Вот отсюда и родилась реплика Степы и выросший из нее спор: с Антоном бороться или бороться за него? Об этом говорили Володя Волков, Катюша Жук, говорили другие, и Прасковью Петровну это порадовало. Откровенно говоря, ее очень задело, когда Антон назвал свой класс сборищем индивидуумов. Класс был, конечно, сложный, трудный и разный, собранный в результате реформы из разных школ и классов. И, говоря еще откровеннее, в этом неокрепшем классе она сама до сих пор не чувствовала искры: были собрания, мероприятия, проводились диспуты и проработки двоечников, но той большой заинтересованности и горения, которые создают коллектив, было мало, и только теперь, в таком горячем обсуждении поступка и судьбы Шелестова, она увидела рождающуюся душу коллектива.
Но как же все-таки быть? Как покорить этого упрямого одиночку? А не покорить нельзя, невозможно, это признала даже Клава Веселова. Она предложила собрать классное собрание и как следует «проработать» Антона.
– Какое собрание? – перебила ее Катюша Жук. – Если по радио на всю школу объявили, какие там еще собрания? И прорабатывать его сейчас незачем, посмотрим, как дальше будет вести себя,
– Ему нагрузочку нужно дать, поручение. Пусть на работе себя покажет, – сдалась Клава Веселова.
– И поручение, – согласилась Катюша. – А прежде всего сейчас по математике вытянуть нужно. И скорее, теперь же, – чтобы в четверти опять двойки не вышли, чтобы у него, руки не опустились.

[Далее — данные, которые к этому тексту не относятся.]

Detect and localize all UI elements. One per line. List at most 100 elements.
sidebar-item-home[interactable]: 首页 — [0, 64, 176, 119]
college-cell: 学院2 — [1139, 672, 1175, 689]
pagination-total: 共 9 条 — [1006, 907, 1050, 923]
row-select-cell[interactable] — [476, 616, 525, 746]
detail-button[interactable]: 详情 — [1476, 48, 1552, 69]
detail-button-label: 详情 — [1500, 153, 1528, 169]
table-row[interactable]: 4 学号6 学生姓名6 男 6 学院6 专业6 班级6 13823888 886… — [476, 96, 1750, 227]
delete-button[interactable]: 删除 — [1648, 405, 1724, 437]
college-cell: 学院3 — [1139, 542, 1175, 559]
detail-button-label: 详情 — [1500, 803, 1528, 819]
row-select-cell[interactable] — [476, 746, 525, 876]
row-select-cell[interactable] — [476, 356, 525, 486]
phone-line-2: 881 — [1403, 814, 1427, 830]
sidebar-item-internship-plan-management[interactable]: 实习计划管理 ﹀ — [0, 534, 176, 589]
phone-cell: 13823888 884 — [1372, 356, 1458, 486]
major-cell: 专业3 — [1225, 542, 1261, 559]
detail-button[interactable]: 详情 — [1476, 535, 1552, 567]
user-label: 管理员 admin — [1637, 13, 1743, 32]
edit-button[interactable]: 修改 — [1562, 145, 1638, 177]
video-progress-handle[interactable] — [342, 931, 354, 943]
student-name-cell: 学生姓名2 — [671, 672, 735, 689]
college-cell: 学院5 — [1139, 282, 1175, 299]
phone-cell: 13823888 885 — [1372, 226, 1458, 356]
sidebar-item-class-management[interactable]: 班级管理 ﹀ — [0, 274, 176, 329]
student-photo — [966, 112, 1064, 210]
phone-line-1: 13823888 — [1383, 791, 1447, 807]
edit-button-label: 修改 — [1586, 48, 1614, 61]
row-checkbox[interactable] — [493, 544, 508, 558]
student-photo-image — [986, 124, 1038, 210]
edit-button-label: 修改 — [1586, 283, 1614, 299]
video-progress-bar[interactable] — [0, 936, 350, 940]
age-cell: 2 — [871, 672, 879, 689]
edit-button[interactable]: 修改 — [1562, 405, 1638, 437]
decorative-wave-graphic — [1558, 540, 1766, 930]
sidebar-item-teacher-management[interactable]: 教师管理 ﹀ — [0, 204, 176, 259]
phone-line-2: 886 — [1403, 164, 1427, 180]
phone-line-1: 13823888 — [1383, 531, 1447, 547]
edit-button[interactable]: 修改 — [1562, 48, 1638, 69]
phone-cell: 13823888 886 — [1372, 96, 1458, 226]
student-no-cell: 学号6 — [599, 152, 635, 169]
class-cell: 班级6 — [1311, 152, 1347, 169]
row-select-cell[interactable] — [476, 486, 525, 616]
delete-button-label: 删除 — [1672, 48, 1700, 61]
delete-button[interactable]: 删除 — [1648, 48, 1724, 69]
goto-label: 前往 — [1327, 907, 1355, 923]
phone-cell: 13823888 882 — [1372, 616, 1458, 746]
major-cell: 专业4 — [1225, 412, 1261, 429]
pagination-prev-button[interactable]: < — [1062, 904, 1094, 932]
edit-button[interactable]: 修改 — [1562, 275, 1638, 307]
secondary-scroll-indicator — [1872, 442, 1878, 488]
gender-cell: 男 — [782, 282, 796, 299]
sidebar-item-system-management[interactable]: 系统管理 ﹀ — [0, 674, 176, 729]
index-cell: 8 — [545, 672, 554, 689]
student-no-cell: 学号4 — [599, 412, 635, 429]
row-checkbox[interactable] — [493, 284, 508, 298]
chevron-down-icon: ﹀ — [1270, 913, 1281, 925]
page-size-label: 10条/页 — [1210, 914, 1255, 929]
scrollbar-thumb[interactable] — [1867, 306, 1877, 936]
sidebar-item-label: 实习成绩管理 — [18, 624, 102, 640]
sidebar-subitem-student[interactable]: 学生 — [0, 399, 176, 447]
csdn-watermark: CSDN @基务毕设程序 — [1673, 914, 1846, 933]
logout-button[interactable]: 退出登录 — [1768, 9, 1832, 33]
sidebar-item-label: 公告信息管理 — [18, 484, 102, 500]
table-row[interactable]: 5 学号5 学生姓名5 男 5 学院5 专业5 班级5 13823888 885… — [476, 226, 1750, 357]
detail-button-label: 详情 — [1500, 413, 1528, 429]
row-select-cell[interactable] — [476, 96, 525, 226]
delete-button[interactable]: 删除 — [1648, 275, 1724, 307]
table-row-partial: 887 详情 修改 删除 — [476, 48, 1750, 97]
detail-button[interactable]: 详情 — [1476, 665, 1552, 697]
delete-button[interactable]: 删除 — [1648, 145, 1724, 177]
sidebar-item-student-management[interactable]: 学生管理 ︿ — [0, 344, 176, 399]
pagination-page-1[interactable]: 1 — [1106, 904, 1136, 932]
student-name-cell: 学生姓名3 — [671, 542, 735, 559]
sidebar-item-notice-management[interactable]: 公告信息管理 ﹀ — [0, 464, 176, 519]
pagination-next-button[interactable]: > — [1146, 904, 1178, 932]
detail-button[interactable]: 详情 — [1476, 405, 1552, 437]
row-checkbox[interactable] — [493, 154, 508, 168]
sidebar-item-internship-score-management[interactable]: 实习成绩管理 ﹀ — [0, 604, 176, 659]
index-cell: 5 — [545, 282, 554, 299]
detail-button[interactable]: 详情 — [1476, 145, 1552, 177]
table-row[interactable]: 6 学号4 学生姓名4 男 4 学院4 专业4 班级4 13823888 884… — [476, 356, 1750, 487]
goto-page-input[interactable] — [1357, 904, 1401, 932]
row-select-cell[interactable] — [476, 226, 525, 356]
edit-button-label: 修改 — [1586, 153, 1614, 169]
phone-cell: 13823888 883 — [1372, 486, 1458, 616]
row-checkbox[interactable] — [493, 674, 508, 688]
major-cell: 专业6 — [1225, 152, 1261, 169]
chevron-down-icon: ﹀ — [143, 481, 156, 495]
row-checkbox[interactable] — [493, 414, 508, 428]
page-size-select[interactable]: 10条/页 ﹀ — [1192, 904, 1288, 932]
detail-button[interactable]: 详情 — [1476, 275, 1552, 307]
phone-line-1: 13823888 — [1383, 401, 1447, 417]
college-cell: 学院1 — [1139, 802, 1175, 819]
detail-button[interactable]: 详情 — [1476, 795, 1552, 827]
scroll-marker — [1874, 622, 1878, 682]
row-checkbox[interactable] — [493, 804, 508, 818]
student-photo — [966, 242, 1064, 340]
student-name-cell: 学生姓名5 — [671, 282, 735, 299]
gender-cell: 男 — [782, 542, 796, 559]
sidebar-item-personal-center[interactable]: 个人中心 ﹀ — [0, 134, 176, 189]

– Это верно! – поддержал ее Степа Орлов. – Тогда что же? – Он обвел глазами собравшихся. – Тогда это Волкову Володе поручим.
– Мне? – удивился Волков.
– Тебе. А кому же? Ты у нас самый математик.
– Так он же ничего делать не хочет!
– А ты заинтересуй! В том твоя и задача, общественное поручение. Заинтересуй и помоги разобраться! Значит, решили? Принято единогласно.
15
Сиди дома!
Этот приказ был объявлен Антону после всего, что произошло и последнее время, а потом к нему было добавлено: и ни копейки денег. За пирушку и за все, что на ней было, Антон чувствовал себя виноватым, и потому приказ этот он принял с полной, хотя и несколько демонстративной покорностью. «Дома? Ну что ж! Буду сидеть дома!..»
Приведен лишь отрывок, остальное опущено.